Christus spreekt: “Eenieder, die Mij belijden zal voor de mensen, die zal ook Ik belijden voor Mijn Vader, Die in de hemelen is, maar al wie Mij verloochenen zal voor de mensen. die zal ook Ik verloochenen voor Mijn Vader, Die in de hemelen is.”
En: Wie zijn kruis niet opneemt en achter Mij gaat, is Mij niet waardig.”
En nu hebt u de keuze: Of de vervulling met de Geest van Christus óf een langzaam wegkwijnend, onvruchtbaar christen zijn.

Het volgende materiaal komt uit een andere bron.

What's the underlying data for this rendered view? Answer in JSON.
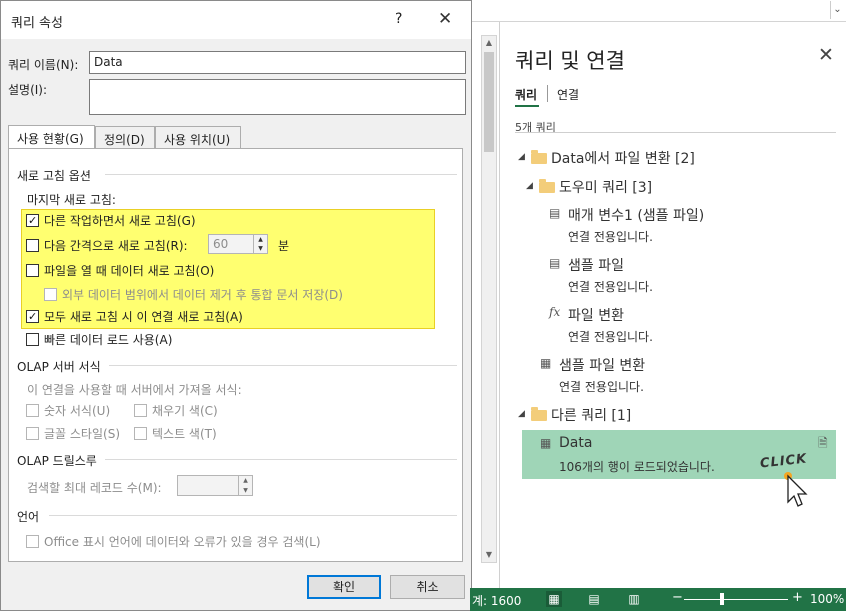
{
  "dialog": {
    "title": "쿼리 속성",
    "help": "?",
    "close": "✕",
    "name_label": "쿼리 이름(N):",
    "name_value": "Data",
    "desc_label": "설명(I):",
    "tabs": [
      {
        "label": "사용 현황(G)"
      },
      {
        "label": "정의(D)"
      },
      {
        "label": "사용 위치(U)"
      }
    ],
    "refresh_section": "새로 고침 옵션",
    "last_refresh": "마지막 새로 고침:",
    "opt_background": "다른 작업하면서 새로 고침(G)",
    "opt_interval": "다음 간격으로 새로 고침(R):",
    "interval_value": "60",
    "interval_unit": "분",
    "opt_open": "파일을 열 때 데이터 새로 고침(O)",
    "opt_remove": "외부 데이터 범위에서 데이터 제거 후 통합 문서 저장(D)",
    "opt_all": "모두 새로 고침 시 이 연결 새로 고침(A)",
    "opt_fast": "빠른 데이터 로드 사용(A)",
    "olap_section": "OLAP 서버 서식",
    "olap_desc": "이 연결을 사용할 때 서버에서 가져올 서식:",
    "opt_number": "숫자 서식(U)",
    "opt_fill": "채우기 색(C)",
    "opt_font": "글꼴 스타일(S)",
    "opt_text": "텍스트 색(T)",
    "drill_section": "OLAP 드릴스루",
    "drill_label": "검색할 최대 레코드 수(M):",
    "lang_section": "언어",
    "opt_lang": "Office 표시 언어에 데이터와 오류가 있을 경우 검색(L)",
    "ok": "확인",
    "cancel": "취소"
  },
  "pane": {
    "title": "쿼리 및 연결",
    "close": "✕",
    "tab_queries": "쿼리",
    "tab_connections": "연결",
    "count": "5개 쿼리",
    "group1": "Data에서 파일 변환 [2]",
    "group2": "도우미 쿼리 [3]",
    "q1": "매개 변수1 (샘플 파일)",
    "q1_sub": "연결 전용입니다.",
    "q2": "샘플 파일",
    "q2_sub": "연결 전용입니다.",
    "q3": "파일 변환",
    "q3_sub": "연결 전용입니다.",
    "q4": "샘플 파일 변환",
    "q4_sub": "연결 전용입니다.",
    "group3": "다른 쿼리 [1]",
    "q5": "Data",
    "q5_sub": "106개의 행이 로드되었습니다.",
    "click_label": "CLICK"
  },
  "status": {
    "count": "계: 1600",
    "zoom": "100%"
  }
}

Deze keuze is onvermijdelijk: Indien iemand de geest van Christus niet heeft, die behoort Hem niet toe. (Rom. 08:09.)
U moet nu kiezen.
Weet wel, dat de vervulling met de Heilige Geest niet een luxe is. Iets wat u vrij staat om al of niet bij uw geloof te voegen. Het is een gebod, in de Efeze-brief lezen we uitdrukkelijk: Wordt vervuld met de Geest.” (Ef. 05:18.)

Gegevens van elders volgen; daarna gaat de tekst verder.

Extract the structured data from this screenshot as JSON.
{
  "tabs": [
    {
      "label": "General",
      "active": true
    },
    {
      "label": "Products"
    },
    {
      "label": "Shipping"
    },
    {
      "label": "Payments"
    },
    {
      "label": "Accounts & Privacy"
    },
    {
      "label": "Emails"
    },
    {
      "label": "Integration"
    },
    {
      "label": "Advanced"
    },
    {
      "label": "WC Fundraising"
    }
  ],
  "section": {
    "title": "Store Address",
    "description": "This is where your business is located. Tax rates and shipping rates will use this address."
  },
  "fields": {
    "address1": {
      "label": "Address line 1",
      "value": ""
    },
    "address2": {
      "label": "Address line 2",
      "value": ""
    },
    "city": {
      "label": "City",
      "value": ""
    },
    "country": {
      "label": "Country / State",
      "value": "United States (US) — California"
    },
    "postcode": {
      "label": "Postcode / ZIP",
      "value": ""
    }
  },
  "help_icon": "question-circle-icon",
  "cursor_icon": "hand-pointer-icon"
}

“Indien gij dan met Christus opgewekt zijt, zoek de dingen, die boven zijn, waar Christus is. gezeten aan de rechterhand Gods. Bedenk de dingen, die boven zijn, niet die op de aarde zijn.” (Kol. 03:02.)
Misschien bent u bij het lezen van dit artikel al lang kregelig geworden. U vindt dit alles dweperig en idealistisch-overdreven. Men moet nuchter blijven. Als het niet in de Bijbel stond, zouden we wellicht ronduit zeggen, dat het dwaasheid is om steeds te bedenken de dingen, die boven zijn. Nu zeggen we dit natuurlijk niet, doch onze daden getuigen van onze liefde voor het wereldse leven en de uren, die we aan geestelijke zaken wijden, zijn kort en weinig.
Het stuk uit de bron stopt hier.